Chateau La Tour Carnet is one of the largest vineyards in Bordeaux.  190 hectare not far from some of the top vineyards in the St. Julien. The vineyard is 50% Merlot, 45% Cabernet Sauvignon, 3% Cabernet Franc and 2% Petit Verdot. The terroir is gravel, clay and limestone soils with gentle, rolling slopes.

Whole berries cooled to 8 degrees ferment in large wooden vats and stainless steel tanks. Most of the wine ages in oak (60% is new). The balance ages in large, clay, amphora.

Chateau La Tour Carnet Haut-Medoc 4th Growth 2019 Notes

Phil’s Notes
Chateau La Tour Carnet is an elegant wine, showing its oak at the moment but the potential is there for this to be a great wine. Chateau La Tour Carnet reminds me of La Lagune which is an old favourite of mine.

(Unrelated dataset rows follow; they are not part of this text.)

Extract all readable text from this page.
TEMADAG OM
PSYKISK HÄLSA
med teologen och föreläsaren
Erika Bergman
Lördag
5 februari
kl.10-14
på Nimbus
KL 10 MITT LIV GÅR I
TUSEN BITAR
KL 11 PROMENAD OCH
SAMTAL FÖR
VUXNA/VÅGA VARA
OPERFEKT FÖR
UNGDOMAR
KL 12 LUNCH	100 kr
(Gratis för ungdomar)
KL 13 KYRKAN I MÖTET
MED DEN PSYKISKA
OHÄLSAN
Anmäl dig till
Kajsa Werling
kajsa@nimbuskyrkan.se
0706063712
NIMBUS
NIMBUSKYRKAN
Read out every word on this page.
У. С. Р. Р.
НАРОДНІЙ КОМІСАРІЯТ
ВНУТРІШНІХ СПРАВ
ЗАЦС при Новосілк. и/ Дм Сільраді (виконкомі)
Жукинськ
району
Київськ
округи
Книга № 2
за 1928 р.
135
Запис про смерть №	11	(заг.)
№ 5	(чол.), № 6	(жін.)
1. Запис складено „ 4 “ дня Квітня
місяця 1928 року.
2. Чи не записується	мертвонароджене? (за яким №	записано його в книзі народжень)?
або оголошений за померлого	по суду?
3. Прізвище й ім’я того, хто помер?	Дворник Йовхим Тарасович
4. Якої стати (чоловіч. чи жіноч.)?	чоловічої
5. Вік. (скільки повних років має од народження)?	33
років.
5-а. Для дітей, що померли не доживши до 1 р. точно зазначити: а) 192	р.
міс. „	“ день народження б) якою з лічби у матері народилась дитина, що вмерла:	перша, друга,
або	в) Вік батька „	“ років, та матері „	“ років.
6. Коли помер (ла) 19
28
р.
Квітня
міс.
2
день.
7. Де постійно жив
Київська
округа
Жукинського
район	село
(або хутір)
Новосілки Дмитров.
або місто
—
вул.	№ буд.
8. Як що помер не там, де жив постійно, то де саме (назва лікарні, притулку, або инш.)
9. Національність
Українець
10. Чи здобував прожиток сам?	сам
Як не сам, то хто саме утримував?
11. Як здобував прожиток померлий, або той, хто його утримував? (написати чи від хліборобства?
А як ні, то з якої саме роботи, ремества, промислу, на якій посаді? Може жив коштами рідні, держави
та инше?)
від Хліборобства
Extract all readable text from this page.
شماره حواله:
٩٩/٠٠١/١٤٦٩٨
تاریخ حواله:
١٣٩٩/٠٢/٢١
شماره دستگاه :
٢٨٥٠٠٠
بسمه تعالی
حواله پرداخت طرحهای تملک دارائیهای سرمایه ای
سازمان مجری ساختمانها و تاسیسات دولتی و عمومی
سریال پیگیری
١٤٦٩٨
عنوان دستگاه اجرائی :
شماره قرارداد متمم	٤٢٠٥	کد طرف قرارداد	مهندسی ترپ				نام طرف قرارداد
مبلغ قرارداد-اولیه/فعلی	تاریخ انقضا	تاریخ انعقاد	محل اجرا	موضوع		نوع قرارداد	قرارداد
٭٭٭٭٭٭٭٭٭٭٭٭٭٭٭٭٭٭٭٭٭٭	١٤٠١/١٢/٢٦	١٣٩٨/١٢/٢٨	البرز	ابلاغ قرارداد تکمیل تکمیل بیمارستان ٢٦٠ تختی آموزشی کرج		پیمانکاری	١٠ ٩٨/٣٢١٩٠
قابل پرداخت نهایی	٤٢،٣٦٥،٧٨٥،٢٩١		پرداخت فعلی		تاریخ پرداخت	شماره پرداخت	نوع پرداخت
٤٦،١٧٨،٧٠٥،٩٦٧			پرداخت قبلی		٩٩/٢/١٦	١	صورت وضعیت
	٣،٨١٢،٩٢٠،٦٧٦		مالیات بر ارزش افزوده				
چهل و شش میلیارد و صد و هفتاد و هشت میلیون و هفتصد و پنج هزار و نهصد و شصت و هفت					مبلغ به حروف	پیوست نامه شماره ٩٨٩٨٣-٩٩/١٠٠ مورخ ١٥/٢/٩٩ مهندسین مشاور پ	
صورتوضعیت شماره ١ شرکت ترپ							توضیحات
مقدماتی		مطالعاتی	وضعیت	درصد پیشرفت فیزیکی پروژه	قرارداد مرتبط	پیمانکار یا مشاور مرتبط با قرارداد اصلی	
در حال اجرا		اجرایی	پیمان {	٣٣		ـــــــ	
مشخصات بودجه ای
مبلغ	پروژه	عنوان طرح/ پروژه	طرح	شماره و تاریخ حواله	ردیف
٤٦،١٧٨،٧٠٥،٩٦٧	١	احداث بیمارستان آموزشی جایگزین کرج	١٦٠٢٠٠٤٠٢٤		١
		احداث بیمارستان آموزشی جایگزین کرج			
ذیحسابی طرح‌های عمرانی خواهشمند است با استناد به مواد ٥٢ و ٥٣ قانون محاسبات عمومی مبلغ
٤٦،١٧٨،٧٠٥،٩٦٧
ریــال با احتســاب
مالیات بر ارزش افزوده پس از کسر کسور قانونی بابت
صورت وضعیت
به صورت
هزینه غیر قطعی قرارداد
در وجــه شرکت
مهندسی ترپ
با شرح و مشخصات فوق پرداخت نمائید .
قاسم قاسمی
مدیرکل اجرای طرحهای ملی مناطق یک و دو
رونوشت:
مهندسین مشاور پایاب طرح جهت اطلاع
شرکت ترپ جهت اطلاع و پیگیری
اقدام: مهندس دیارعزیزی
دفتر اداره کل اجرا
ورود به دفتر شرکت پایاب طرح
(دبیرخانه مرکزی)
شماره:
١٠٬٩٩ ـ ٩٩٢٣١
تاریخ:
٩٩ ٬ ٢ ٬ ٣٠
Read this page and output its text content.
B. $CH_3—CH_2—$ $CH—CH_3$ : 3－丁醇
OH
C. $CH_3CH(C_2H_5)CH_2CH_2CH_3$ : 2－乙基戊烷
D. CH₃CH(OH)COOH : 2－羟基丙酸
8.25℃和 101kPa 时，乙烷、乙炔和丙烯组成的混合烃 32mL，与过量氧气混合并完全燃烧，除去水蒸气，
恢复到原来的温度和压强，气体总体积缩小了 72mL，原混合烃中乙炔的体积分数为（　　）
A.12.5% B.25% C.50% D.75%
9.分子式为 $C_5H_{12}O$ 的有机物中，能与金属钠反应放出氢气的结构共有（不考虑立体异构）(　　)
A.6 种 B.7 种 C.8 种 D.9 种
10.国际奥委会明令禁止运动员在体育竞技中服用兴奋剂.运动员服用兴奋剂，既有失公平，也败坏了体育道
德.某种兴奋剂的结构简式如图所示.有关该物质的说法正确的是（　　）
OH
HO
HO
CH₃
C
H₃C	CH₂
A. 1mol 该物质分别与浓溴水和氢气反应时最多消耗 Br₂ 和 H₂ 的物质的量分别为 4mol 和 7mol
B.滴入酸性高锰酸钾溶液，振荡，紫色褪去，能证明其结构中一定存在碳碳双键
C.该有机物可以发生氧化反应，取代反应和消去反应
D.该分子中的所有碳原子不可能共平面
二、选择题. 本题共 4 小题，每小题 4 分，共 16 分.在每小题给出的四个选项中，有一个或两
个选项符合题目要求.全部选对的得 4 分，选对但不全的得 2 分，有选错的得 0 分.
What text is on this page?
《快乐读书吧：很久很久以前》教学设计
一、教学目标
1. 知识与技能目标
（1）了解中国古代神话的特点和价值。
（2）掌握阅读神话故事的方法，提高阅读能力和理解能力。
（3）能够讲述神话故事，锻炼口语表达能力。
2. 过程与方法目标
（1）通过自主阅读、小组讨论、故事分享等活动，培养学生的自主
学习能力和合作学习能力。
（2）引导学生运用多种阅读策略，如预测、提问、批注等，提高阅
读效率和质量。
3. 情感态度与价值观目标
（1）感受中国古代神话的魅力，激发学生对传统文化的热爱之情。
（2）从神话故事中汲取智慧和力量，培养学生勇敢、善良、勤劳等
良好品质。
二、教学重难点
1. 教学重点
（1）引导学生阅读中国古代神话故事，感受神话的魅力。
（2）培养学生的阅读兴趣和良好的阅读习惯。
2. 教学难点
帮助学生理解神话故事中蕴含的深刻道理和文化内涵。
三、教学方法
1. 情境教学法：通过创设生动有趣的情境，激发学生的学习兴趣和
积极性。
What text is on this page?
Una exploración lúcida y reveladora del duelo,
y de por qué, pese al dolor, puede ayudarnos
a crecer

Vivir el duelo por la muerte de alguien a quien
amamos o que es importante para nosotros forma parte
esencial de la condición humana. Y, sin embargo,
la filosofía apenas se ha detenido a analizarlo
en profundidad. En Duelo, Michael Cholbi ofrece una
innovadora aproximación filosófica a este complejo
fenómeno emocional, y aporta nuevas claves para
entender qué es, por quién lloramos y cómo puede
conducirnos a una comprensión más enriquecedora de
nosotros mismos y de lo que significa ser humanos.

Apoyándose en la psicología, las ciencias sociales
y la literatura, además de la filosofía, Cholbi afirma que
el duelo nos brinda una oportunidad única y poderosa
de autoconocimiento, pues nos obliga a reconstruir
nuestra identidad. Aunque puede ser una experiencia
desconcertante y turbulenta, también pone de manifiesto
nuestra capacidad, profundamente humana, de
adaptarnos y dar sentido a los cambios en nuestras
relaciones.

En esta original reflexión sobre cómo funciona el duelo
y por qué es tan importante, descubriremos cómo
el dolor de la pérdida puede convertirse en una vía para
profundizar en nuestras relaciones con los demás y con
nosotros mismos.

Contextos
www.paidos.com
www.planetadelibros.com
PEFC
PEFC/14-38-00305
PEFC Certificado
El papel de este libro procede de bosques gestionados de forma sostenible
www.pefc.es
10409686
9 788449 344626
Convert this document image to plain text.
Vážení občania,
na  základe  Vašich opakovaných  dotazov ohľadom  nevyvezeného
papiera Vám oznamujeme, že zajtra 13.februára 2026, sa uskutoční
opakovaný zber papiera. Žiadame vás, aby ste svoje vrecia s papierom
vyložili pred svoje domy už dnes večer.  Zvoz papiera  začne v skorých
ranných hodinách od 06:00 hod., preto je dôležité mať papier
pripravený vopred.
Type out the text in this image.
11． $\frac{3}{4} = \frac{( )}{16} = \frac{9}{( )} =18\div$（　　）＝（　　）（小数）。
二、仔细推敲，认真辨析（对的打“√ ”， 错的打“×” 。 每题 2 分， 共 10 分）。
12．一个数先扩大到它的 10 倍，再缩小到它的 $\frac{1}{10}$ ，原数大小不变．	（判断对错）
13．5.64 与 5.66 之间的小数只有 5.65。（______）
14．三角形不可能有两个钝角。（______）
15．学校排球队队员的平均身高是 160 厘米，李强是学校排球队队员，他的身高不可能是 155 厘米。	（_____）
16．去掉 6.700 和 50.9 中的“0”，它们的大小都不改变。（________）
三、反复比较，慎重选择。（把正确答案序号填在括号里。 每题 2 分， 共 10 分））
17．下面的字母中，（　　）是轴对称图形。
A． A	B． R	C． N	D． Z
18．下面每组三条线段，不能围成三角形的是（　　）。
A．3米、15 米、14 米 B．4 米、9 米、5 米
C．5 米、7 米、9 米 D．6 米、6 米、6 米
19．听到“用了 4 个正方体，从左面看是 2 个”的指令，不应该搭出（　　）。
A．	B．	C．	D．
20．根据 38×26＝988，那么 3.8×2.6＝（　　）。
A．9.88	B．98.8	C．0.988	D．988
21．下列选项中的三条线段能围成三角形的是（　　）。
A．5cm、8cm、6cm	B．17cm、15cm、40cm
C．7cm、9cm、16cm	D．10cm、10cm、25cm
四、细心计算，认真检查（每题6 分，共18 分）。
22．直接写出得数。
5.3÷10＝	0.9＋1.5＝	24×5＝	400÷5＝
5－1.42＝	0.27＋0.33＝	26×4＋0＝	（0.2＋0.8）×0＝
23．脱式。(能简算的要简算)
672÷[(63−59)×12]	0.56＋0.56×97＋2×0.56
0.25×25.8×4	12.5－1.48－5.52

Tasted by Jane Anson(at Bordeaux, 04 June 2020)
93 points
Magrez’s flagship Haut-Médoc estate has been producing sterling wines over recent years and this is another success. Confident and ambitious as is his signature, this combines a gourmet raspberry puree feel with tight and controlled cassis and cedar notes, rolled up with a fresh mint finish. Real precision on display. Harvest September 20 to October 10. Now competing for the title of biggest estate in the Médoc at 176ha. Michel Rolland consultant, 30% new oak.
Drinking Window 2025 – 2040

Bordeaux

Situated near the Atlantic coast of France. The Gironde, Dordogne and Garonne rivers provide its shape. Cool conditions and frequent rainfall, including during harvest time, make Bordeaux quite a marginal region with vintages frequently ruined by rain or saved from the rain at the last-minute by timely sunshine.

Haut Medoc

A catch-all appellation that is about 60km long on the left bank of Bordeaux. There are few classified vineyards in this generic appellation and no discernible regional style. There are, however, a handful of wonderful wines that are often overlooked, great value, and ultimately are great Bordeaux.

Cabernet Sauvignon

The main grape of Bordeaux’s left bank. Cabernet is late-ripening and full of acid and tannin. The great wines have structure but finessed with beautiful cassis, violets and it also transmits the flavours of the soil it is grown in really well. Cabernet isn’t a drink now variety, it needs 10 or more years to show its best. But when you get there, WOW! Often blended with Merlot, Cabernet Franc or in Australia Shiraz to fill out its mid-palate referred to as the ‘Cabernet doughnut’.

Merlot

It gets a tough time most of the places it is grown. But in Pomerol and Saint-Emilion Merlot not only dominates but makes some of the best wines in the world. Perfume, silky and plush. Cabernets Franc and Sauvignon season the wines with structure and acid but in some places, like Petrus, they are almost not needed.

Cabernet Franc

Is one of the parents of Cabernet Sauvignon… along with Sauvignon Blanc (oh! The name makes sense now!).  It is most famous for being the third most important grape in quality Bordeaux. But also excels in the Loire Valley (where it lived before it went to Bordeaux), especially Chinon and Saumur. The wines are bright red, highlight aromatic with raspberries, rose petals, violets along with tobacco, cassis and some herbal elements. The best examples can live as long as any great wine.

Petit Verdot

Often the fifth wine on the depth chart of Bordeaux’s magical quintet. In the great years, it is an amazing variety to work with, but often in the great years, it is not needed. It can add body, structure and acidity but lacks some charm for a single variety wine. But in the hands of a skilful blender, it can lift a wine or in some cases, a particular site can make Petit Verdot sing a song like no other.

2019

This year I got to taste the barrel samples for the first time. And while I don’t think 2019 is the vintage of the century. But is of outstanding quality. 2019 is up there with some of the best in the modern era. What’s more, this is the most affordable great vintage of Bordeaux we’ve seen in many, many years. And if you’ve been as lucky as I have and drunk a fair bit of mature Bordeaux, you will know that the great vintages, like 2019, are always a pleasure to drink.